KB: If you had to, where would you rank Stephon Marbury among today’s point guards?

Jason Kidd is solidly above him. Otherwise, he is in a class of points who are quite good (Nash, Parker, Billups, Cassell, Payton, and I’m sure I’m forgetting someone). Marbury is the best on the offensive side, but his defense lacks. Intangibly, he’s worn out his welcome a few times now and that matters.

KB: In your opinion, what player (current or former) is Nazr Mohammed most similar to? In the best case scenario what player could he aspire to become?

Curious that you ask that. Curious that the Knicks really valued him. One of my techniques for looking for players is to look at successful players in the league and see what guys are modestly similar to them who may not be getting much time. Mohammed came out modestly similar to a couple prominent big men in a study I did for the Sonics. I think Garnett or Duncan was one. But I have sooo many numbers that suggest he just isn’t going to end up good that I discarded him as a legit possibility. I did all that right before the trade, so I found it very coincidental. Best case: he might be Jamaal Magloire. He just can’t consistently score inside.

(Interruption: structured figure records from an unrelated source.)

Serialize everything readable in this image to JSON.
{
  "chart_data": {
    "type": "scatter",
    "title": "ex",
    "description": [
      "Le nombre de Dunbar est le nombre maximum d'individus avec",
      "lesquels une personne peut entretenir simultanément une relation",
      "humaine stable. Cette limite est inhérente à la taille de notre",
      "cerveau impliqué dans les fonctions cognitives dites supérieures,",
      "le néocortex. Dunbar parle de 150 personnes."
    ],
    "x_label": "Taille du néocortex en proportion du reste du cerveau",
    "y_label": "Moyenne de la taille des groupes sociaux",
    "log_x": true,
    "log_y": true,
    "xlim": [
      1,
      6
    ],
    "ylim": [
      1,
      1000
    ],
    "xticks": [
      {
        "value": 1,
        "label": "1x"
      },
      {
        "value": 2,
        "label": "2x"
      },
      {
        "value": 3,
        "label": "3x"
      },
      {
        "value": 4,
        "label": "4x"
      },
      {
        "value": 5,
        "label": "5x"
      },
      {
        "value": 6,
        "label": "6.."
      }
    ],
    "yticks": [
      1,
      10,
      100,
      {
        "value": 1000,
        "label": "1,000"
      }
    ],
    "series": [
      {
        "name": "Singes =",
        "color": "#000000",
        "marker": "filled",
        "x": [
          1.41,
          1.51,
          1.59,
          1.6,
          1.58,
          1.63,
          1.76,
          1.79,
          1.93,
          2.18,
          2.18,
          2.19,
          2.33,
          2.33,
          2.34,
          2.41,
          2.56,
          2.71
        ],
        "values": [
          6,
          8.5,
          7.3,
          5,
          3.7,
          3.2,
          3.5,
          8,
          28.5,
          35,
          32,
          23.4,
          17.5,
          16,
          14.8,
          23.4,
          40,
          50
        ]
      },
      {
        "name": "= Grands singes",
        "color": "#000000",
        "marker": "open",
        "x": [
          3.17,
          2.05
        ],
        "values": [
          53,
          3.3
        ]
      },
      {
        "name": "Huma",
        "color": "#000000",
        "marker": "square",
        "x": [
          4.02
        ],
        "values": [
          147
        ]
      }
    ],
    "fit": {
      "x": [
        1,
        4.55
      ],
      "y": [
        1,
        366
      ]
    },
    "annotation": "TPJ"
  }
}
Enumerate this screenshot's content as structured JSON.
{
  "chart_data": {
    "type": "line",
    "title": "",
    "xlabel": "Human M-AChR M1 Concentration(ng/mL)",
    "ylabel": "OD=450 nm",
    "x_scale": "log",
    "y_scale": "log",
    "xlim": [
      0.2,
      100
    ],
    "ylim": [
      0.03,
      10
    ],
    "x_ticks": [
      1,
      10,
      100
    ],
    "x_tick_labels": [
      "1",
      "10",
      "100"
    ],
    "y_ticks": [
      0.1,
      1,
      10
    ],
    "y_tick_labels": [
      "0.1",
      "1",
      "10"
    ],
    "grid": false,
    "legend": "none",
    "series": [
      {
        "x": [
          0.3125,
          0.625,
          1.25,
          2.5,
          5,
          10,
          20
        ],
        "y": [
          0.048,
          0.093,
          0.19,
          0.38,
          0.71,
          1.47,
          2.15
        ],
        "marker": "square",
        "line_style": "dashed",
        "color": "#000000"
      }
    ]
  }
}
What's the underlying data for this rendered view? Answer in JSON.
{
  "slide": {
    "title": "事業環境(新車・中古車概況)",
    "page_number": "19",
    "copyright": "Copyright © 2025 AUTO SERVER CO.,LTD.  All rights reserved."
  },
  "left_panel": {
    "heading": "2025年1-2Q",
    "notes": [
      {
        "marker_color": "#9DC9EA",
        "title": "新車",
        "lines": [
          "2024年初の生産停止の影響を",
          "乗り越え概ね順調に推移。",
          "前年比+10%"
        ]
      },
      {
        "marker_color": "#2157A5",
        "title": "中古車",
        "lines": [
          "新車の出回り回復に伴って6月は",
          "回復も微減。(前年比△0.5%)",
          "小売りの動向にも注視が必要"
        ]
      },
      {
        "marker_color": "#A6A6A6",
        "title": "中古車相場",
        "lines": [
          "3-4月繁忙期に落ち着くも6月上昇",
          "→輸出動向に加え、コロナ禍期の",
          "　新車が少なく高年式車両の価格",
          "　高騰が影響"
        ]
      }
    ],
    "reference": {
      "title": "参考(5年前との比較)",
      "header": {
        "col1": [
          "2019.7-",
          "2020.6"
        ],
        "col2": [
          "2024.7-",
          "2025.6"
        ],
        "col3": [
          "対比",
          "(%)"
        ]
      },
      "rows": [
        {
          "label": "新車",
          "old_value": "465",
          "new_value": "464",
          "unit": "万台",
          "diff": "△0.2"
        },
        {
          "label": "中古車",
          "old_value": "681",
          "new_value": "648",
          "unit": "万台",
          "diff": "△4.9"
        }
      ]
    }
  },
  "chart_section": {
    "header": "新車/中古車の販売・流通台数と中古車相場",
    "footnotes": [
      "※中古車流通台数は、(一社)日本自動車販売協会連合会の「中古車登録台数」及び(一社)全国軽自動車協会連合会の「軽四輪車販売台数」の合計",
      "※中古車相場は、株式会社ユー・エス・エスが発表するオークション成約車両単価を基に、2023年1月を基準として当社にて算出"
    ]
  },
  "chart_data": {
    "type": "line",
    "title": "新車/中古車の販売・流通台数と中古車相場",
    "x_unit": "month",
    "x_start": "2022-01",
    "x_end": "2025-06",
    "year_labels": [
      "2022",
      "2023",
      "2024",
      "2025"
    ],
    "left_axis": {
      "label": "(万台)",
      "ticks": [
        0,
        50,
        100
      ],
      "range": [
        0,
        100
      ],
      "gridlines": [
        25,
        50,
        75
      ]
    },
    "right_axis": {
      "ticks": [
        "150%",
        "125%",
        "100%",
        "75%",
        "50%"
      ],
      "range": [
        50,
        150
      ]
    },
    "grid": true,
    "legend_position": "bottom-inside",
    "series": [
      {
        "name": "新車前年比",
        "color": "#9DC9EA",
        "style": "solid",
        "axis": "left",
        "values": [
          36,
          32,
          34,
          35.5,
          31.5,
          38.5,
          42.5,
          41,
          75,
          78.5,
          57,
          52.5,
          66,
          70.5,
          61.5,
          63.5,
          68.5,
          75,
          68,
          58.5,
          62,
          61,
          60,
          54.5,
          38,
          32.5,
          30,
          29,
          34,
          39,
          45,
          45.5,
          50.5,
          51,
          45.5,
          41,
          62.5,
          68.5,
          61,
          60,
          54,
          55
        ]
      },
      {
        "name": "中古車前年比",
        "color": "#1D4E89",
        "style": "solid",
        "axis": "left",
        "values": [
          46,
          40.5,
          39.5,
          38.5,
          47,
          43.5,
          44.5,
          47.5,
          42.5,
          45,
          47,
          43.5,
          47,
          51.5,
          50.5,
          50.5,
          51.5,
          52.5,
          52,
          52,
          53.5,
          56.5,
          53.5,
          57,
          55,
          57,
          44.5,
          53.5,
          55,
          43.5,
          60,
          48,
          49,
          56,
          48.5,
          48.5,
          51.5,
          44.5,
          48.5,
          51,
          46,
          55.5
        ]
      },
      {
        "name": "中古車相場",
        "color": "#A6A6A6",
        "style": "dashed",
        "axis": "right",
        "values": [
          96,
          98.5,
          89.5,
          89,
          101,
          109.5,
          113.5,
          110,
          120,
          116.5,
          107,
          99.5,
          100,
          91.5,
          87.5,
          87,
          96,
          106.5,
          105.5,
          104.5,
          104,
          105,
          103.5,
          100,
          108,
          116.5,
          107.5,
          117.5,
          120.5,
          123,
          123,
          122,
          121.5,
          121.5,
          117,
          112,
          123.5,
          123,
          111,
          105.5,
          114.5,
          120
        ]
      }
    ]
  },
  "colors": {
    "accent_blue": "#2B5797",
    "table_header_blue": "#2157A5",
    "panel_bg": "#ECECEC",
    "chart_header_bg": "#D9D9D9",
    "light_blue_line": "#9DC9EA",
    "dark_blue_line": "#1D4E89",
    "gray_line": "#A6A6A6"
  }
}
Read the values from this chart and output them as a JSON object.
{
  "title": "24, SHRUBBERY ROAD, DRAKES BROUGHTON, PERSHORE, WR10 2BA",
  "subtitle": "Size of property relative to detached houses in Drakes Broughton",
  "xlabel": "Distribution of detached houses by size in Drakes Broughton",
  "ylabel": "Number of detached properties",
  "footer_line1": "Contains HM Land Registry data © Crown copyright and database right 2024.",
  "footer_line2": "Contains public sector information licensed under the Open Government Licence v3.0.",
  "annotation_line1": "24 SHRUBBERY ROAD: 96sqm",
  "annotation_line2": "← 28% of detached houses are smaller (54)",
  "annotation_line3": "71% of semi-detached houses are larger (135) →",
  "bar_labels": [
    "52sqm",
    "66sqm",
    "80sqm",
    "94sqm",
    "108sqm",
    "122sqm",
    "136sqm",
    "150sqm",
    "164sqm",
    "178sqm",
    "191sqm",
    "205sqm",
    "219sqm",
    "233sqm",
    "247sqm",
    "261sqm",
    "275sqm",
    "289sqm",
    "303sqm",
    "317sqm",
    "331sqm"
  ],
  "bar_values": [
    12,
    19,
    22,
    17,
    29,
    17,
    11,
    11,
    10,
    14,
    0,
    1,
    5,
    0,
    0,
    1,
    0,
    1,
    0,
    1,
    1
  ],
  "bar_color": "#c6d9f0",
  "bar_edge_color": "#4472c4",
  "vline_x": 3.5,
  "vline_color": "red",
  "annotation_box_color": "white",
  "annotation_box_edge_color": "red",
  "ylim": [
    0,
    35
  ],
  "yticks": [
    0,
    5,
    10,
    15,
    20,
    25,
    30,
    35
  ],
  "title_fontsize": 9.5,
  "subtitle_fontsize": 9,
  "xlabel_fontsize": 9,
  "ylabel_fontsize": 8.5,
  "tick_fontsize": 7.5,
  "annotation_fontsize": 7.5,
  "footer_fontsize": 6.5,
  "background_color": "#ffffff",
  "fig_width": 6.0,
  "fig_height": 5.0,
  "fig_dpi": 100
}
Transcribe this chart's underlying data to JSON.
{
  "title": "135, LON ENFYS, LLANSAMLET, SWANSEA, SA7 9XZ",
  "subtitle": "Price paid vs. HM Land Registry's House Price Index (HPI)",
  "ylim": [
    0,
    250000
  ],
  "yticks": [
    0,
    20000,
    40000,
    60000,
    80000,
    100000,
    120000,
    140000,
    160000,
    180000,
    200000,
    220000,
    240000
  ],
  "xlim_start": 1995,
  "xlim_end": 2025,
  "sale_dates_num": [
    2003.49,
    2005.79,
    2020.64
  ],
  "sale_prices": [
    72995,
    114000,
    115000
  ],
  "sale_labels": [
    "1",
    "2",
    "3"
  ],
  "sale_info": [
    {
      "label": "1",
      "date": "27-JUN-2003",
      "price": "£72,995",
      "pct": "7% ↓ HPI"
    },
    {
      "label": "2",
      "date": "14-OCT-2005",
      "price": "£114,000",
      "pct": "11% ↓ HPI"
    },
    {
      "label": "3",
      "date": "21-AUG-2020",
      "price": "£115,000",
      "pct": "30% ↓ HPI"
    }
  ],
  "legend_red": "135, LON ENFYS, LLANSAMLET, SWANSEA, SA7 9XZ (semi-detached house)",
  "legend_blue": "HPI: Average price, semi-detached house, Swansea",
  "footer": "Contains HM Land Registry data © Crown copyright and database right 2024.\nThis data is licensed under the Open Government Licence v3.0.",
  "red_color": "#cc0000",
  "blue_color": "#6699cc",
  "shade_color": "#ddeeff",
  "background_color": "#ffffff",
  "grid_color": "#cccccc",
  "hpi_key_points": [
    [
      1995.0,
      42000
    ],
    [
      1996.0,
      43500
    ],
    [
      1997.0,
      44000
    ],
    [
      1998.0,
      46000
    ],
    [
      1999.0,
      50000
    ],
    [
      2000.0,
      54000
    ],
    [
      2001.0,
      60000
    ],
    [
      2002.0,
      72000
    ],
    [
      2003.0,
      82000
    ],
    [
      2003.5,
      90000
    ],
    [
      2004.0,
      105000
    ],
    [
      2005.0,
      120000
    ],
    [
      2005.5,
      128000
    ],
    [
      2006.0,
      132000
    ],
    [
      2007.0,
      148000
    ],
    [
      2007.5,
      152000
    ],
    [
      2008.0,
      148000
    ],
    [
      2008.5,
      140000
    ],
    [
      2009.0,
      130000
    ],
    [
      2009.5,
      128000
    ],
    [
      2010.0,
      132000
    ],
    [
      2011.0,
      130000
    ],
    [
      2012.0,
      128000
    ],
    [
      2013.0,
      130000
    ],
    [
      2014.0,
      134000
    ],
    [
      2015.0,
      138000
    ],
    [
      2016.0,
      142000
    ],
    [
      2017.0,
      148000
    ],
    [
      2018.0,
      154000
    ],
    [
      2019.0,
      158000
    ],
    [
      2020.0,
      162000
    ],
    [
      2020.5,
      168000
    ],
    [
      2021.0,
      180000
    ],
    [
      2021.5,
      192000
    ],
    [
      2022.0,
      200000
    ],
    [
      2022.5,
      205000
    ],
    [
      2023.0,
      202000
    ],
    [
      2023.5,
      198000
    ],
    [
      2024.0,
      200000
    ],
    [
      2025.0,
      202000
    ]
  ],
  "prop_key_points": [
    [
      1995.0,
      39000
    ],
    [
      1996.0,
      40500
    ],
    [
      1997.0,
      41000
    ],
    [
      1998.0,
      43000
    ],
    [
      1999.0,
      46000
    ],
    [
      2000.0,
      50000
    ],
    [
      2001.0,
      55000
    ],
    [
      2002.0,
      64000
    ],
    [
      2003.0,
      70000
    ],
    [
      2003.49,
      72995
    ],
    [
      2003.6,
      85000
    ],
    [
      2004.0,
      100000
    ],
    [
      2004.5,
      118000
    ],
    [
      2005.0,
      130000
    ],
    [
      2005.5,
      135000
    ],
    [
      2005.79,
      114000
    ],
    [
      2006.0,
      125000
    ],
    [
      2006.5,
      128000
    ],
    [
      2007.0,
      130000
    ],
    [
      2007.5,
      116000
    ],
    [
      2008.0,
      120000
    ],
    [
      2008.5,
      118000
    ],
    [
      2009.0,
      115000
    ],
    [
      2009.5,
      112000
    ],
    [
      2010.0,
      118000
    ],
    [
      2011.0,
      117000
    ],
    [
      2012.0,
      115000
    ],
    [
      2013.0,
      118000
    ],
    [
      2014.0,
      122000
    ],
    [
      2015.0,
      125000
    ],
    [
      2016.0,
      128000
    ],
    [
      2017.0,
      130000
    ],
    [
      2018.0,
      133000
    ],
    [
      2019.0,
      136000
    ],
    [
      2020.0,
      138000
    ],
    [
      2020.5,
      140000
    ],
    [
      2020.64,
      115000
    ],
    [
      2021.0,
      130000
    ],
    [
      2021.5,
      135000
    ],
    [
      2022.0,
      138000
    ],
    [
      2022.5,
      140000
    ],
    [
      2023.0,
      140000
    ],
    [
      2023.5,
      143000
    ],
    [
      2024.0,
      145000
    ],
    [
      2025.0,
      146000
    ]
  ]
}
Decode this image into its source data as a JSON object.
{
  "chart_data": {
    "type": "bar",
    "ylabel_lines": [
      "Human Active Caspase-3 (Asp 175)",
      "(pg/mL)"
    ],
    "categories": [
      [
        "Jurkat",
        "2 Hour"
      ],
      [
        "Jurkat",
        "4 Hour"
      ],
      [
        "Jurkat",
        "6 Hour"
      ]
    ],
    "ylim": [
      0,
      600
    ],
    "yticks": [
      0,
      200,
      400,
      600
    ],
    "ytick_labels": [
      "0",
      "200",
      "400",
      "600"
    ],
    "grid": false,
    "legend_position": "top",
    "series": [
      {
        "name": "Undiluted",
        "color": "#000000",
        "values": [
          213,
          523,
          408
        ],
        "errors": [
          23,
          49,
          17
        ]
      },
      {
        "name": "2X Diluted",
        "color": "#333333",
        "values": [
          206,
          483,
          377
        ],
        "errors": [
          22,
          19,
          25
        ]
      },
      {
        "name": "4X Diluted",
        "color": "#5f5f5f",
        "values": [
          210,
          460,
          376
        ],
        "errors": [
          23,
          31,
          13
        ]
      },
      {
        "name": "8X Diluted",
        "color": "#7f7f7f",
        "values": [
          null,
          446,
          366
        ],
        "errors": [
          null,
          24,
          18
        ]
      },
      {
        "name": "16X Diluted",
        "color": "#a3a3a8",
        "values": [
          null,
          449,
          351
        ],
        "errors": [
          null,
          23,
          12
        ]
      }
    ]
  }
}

KB: Is Kurt Thomas worth $30 over 4 years, or could the Knicks have gotten similar production out of a cheaper and younger player?

Kurt Thomas is serviceable. He’s not a bad player. But he’s just not someone I see as a significant component of a championship team. It’s a risk to go after a younger player, but I would have taken that risk.

One final question:
KB: What do you like best about the Knicks?

Weeellllll, I do tend to root for Lenny Wilkens. He may be old-school and not care about the kind of work that I do, but he’s always seemed like a decent guy.